Il popolo di contadini, mezzadri, giornalieri, artigiani si batteva insieme ai “picciotti” per trasformare l’isola, liberarla, riappropriarsene. Purtroppo, non erano in buona compagnia: molti conti, duchi e baroni li blandivano, spinti dalle difficoltà in cui si trovava la loro attività agraria, manifatturiera e commerciale. Per questo incitavano alla rivolta, si infiltravano nei comitati insurrezionali, si facevano portavoce delle istanze popolari. A fianco degli insorti si schierò anche il grosso del clero siciliano a cui lo Stato, con la “legge Siccardi”, aveva sottratto antichi privilegi. Le diocesi e gli ordini ecclesiastici avevano perduto la tradizionale autonomia patrimoniale; le confraternite e le parrocchie si erano impoverite. I beni e le ricchezze requisite finivano poi per riempire le casse vuote dell’erario. Anche i preti avevano molto da guadagnare dai “picciotti”; proteggendoli nei monasteri e nelle chiese essi potevano rivendicare con più forza beni e prerogative. La pluralità di soggetti sociali direttamente o indirettamente coinvolti nel Sette e Mezzo si traduceva in molteplicità di prospettive: aristocratiche e mazziniane, religiose e socialiste, indipendentiste e stataliste. Sebbene fosse la più ascoltata, la voce dei “picciotti” veniva smorzata dai paroloni di nobili e prelati.

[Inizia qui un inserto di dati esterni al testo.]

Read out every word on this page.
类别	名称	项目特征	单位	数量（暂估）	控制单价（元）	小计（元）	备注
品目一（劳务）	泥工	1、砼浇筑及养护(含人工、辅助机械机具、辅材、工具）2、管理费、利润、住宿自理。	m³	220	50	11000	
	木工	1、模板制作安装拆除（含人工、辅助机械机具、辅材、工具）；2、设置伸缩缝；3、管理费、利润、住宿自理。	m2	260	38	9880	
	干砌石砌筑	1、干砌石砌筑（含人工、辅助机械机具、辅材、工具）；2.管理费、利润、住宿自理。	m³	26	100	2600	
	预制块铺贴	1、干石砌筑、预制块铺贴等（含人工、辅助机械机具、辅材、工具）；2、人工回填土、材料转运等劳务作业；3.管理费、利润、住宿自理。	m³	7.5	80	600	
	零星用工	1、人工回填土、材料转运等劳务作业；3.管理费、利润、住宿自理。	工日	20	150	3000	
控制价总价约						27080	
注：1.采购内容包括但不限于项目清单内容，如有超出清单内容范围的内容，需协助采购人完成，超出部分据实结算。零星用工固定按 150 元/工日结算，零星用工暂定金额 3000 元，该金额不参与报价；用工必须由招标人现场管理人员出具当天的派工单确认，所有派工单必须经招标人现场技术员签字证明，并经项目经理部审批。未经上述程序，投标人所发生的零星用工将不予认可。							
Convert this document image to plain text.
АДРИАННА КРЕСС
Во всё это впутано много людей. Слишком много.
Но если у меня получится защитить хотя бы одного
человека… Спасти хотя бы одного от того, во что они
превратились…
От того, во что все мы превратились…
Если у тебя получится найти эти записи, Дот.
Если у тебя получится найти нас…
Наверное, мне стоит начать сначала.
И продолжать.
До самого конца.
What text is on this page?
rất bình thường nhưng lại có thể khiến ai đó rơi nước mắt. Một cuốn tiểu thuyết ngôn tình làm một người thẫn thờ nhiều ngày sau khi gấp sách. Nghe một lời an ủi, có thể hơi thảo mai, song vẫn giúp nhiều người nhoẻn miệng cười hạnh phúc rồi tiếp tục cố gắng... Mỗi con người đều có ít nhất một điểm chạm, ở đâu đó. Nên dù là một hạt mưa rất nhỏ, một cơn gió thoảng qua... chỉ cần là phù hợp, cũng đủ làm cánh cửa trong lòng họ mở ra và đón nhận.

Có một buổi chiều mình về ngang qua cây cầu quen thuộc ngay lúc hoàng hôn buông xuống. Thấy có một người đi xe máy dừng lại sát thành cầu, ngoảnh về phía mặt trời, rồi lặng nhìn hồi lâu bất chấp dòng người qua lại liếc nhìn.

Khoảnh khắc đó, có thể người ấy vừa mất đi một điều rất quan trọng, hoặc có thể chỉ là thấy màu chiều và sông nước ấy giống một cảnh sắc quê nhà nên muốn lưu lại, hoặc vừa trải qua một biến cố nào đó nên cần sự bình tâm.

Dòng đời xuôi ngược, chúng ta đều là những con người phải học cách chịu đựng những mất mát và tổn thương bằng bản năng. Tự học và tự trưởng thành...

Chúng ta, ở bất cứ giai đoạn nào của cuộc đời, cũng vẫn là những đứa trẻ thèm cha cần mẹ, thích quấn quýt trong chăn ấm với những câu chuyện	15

Il Sette e Mezzo ha avuto, ahinoi, un amarissimo epilogo: l’esaltazione dei primi giorni, l’euforia per aver ripreso in mano i destini della Sicilia, si sono dovute arrestare di fronte allo sfaldamento politico, alle fughe vigliacche, ai tradimenti e alla delazione. Purtroppo, l’interclassismo incontrollato, la varietà dei fini e delle voci, sebbene avessero favorito l’insurrezione diffusa e combinata nelle campagne e in città, finivano col dimostrarsi il principale ostacolo alla vittoria finale. Per non avere imposto il riconoscimento che certamente spettava loro, i “picciotti” sono andati incontro alla sconfitta, crudele più di quanto potessero mai aspettarsi, tragica sul piano fisico e deprimente su quello morale. A dispetto dell’insuccesso, però, i “picciotti” erano riusciti a svelare la fragilità dello Stato, dimostrando quanto rapidamente la tenacia di un popolo può rovesciare le istituzioni, mutare i rapporti di forza tra le classi.
Riportare alla ribalta quelle straordinarie giornate non deve pertanto intendersi come vano esercizio storico; quelle giornate, al contrario, sono lì ad indicare a tutti i “picciotti” bersagli e traguardi. Del Sette e Mezzo soltanto questo rimane… e non è poco!